Contributing

Contributing to Biosample Enricher

Thank you for your interest in contributing to Biosample Enricher! This document provides guidelines and instructions for contributing to the project.

Table of Contents

Code of Conduct
Getting Started
Development Setup
Development Workflow
Code Standards
Testing Guidelines
Submitting Changes
Adding New Features
Documentation
Getting Help

Code of Conduct

We are committed to providing a welcoming and inclusive environment.
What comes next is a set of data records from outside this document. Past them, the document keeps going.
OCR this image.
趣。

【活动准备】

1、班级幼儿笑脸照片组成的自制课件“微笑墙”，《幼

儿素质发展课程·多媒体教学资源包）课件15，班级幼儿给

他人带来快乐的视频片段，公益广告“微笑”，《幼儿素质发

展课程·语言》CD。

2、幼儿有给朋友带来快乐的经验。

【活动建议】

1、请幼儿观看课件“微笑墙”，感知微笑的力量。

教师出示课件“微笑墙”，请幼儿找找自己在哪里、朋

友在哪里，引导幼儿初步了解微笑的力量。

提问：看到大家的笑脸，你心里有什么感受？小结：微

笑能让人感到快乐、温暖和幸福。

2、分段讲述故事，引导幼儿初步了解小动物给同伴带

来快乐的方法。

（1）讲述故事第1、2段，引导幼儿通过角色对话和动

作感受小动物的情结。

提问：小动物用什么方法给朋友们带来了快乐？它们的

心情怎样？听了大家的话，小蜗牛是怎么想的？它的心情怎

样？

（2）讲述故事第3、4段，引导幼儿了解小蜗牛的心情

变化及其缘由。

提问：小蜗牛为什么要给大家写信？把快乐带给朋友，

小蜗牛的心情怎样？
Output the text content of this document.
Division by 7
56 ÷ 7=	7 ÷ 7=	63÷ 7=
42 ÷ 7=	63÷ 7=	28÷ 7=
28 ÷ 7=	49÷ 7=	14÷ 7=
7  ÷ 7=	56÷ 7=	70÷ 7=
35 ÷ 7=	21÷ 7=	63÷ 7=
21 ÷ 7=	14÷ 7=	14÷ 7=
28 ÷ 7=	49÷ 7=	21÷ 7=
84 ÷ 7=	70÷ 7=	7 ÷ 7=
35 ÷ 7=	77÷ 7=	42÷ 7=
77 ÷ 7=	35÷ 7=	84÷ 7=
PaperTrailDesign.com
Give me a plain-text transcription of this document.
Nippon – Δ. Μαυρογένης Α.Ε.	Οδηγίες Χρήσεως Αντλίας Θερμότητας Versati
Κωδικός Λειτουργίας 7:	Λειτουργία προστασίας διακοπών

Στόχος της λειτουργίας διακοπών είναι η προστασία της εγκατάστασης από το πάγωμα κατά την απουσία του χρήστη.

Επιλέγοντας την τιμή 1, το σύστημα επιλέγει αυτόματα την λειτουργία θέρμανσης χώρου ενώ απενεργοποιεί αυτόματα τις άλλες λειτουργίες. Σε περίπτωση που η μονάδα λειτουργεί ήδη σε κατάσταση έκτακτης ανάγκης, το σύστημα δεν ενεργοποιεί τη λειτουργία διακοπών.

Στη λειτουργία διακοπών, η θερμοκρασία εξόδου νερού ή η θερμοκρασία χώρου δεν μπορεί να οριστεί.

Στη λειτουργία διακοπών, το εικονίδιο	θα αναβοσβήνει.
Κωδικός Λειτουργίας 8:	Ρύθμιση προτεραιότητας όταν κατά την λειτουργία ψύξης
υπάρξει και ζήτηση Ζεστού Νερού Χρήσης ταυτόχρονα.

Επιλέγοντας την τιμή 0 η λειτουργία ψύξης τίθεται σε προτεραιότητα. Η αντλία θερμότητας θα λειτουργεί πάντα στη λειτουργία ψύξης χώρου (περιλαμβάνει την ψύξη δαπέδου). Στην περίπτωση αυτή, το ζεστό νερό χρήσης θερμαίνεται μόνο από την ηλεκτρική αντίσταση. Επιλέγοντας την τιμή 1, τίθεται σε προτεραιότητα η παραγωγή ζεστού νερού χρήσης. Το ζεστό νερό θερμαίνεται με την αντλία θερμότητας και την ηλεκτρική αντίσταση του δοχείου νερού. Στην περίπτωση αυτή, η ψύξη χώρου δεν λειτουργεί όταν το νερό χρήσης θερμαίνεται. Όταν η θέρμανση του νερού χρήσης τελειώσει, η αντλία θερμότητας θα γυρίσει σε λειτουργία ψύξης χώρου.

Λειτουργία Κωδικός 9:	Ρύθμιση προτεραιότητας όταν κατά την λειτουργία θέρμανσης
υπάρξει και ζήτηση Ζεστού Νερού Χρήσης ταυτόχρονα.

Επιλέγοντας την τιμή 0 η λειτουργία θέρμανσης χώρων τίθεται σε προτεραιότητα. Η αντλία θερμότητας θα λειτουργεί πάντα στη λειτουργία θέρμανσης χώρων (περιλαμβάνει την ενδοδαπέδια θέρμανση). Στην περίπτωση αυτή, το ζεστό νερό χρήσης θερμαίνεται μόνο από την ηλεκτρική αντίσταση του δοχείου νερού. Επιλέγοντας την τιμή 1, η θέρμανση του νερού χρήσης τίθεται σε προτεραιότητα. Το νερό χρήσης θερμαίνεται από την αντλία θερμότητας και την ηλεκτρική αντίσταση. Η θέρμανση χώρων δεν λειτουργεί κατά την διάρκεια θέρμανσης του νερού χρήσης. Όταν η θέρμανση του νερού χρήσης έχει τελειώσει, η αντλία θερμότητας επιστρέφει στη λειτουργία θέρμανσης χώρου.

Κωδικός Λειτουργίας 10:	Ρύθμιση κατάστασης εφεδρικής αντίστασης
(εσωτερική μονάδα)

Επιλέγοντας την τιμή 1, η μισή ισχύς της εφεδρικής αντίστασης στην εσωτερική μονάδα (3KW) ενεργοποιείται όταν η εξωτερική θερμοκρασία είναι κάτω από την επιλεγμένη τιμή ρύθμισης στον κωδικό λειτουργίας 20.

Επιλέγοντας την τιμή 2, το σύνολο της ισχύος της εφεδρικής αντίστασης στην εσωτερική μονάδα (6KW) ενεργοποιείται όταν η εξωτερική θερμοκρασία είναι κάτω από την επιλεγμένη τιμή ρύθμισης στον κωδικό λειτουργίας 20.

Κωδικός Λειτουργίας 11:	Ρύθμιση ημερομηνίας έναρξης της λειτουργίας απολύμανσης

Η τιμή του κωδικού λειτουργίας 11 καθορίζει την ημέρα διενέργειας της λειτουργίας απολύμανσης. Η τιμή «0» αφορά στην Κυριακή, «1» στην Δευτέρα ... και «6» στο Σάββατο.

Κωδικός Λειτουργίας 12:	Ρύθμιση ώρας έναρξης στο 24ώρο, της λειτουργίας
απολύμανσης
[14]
Please be respectful and professional in all interactions.

Getting Started

Prerequisites

Python 3.11 or higher
UV package manager (recommended)
Git
GitHub account

Finding an Issue

Browse open issues
Look for issues tagged with good first issue for beginner-friendly tasks
Comment on the issue to let others know you’re working on it
If you have a new idea, open an issue first to discuss it

Development Setup

1. Fork and Clone

# Fork the repository on GitHub, then clone your fork
git clone https://github.com/YOUR_USERNAME/biosample-enricher.git
cd biosample-enricher

2. Set Up Development Environment

# Complete development setup (installs all dependencies and pre-commit hooks)
make dev-setup

This command:

Installs UV if not present
Syncs all dependencies (including dev dependencies)
Installs pre-commit hooks

3. Verify Installation

# Run fast tests to verify setup
make test-fast

# Check code quality
make dev-check

Development Workflow

Branch Naming

Use descriptive branch names with issue numbers:

git checkout -b 123-add-air-quality-provider
git checkout -b 145-move-demo-files
git checkout -b 152-add-docstring-examples

Making Changes

Create a feature branch from main:

git checkout main
git pull origin main
git checkout -b your-branch-name

Make your changes following our Code Standards

Test your changes:

# Run fast tests (unit + integration, no network)
make test-fast

# Run all quality checks
make dev-check

Commit your changes:

git add .
git commit -m "Brief description of changes

- Detailed bullet points
- Explaining the changes

Closes #123"

Pre-commit Hooks

Pre-commit hooks automatically run on every commit:

backup-precious: Backs up LLM-generated files
trim-trailing-whitespace: Removes trailing whitespace
fix-end-of-files: Ensures files end with newline
check-merge-conflicts: Prevents merge conflict markers
check-case-conflicts: Prevents case-sensitive filename issues
check-json: Validates JSON files
check-yaml: Validates YAML files
ruff-format: Auto-formats Python code
ruff: Lints Python code
mypy: Type checks Python code

If hooks fail, fix the issues and commit again.

Code Standards

Python Style

We follow strict code quality standards enforced by automated tools:

Type Annotations (Required)

# ✅ Good: Complete type annotations
def fetch_elevation_data(
    latitude: float,
    longitude: float,
    providers: list[str] | None = None,
    *,
    timeout_seconds: float = 30.0,
) -> list[Observation]:
    """Fetch elevation with complete type safety."""
    pass

# ❌ Bad: Missing types
def fetch_elevation_data(latitude, longitude, providers=None):
    pass

Use modern Python 3.10+ union syntax: str | None instead of Optional[str]
Full type hints for all public functions and methods
mypy strict mode compliance

Import Standards (Absolute Requirement)

# ✅ Good: All imports at top
from datetime import datetime
from typing import Any

from pydantic import BaseModel

from biosample_enricher.models import Observation

# ❌ Bad: Conditional imports
try:
    import optional_package
    HAS_OPTIONAL = True
except ImportError:
    HAS_OPTIONAL = False

ALL imports at top of file
NO conditional imports or try/except around imports
Handle optional functionality through runtime configuration

Path Resolution

# ✅ Good: Use centralized utilities
from biosample_enricher.paths import get_project_root, get_logs_dir

log_file = get_logs_dir() / f"operation_{timestamp}.log"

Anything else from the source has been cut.